Phenotypic diversity in patients with craniosynostoses unrelated to Apert syndrome: the role of fibroblast growth factor receptor gene mutations.J Neurosurg. 2005 Jan; 102(1 Suppl):23-30.JN
The goal of this study was to elucidate the genotype-phenotype relationship in syndromic craniosynostoses by analyzing the mutations of the fibroblast growth factor receptor (FGFR) gene and its clinical manifestations in patients, particularly those in atypical cases.
Twenty patients with craniosynostoses unrelated to Apert syndrome were enrolled in this study. The phenotypes indicated the following syndromes: 12 patients with unrelated Crouzon syndrome, including nine sporadic and three familial cases; two with sporadic Pfeiffer syndrome; and one with Antley-Bixler syndrome. The Crouzon phenotype was subdivided into three clinical forms: regular, top, and bottom ones. Two patients who demonstrated craniofacial anomalies and bilateral elbow joint contractures were categorized as having an unspecified craniosynostosis. Three cases of unclassifiable cloverleaf skull malformation were also analyzed. Fourteen mutations of the FGFR2 gene were identified in these patients; seven of the 10 cysteine-related mutations were substitutions of codon 342 in the third immunoglobulin-like domain of this gene. The phenotypes of these seven cases were three of regular Crouzon, two of unspecified craniosynostosis, and one each of top Crouzon and unclassifiable cloverleaf skull malformation. In addition, four of the seven patients were found to have the same genotype (Cys342Arg). The phenotypes of these patients, however, were quite variable, ranging from regular Crouzon to unclassifiable cloverleaf skull malformation.

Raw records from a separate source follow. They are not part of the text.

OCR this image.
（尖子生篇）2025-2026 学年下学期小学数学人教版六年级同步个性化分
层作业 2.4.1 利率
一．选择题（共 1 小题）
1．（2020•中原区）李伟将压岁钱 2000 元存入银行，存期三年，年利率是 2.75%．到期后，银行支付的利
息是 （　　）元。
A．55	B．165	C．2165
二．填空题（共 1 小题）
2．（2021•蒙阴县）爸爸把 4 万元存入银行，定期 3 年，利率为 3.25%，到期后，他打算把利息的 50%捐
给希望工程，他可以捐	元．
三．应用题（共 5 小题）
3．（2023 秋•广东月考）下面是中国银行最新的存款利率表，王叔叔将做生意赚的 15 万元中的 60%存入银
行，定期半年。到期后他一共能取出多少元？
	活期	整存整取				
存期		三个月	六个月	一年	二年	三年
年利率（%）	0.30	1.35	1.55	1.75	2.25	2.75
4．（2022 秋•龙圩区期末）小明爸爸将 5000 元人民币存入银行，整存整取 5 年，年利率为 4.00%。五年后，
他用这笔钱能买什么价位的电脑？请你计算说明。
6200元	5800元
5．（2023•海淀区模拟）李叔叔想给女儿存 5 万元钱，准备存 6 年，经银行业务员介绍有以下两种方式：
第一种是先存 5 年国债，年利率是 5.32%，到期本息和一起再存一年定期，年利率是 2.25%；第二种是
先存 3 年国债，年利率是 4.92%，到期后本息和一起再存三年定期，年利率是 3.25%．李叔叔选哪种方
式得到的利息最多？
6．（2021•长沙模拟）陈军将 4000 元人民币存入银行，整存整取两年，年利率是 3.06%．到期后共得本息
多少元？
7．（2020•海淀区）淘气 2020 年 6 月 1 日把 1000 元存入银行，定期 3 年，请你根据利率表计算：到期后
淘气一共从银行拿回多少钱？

The phenotypes of patients with craniosynostoses unrelated to Apert syndrome proved quite variable, even in cases in which patients demonstrated the same genotype. In view of the phenotypic diversity evident in cases in which the same mutation in the FGFR2 gene is present, it is possible that other disease-modifying genetic factors exist to control the abnormal gain-of-function that accompanies FGFR signaling.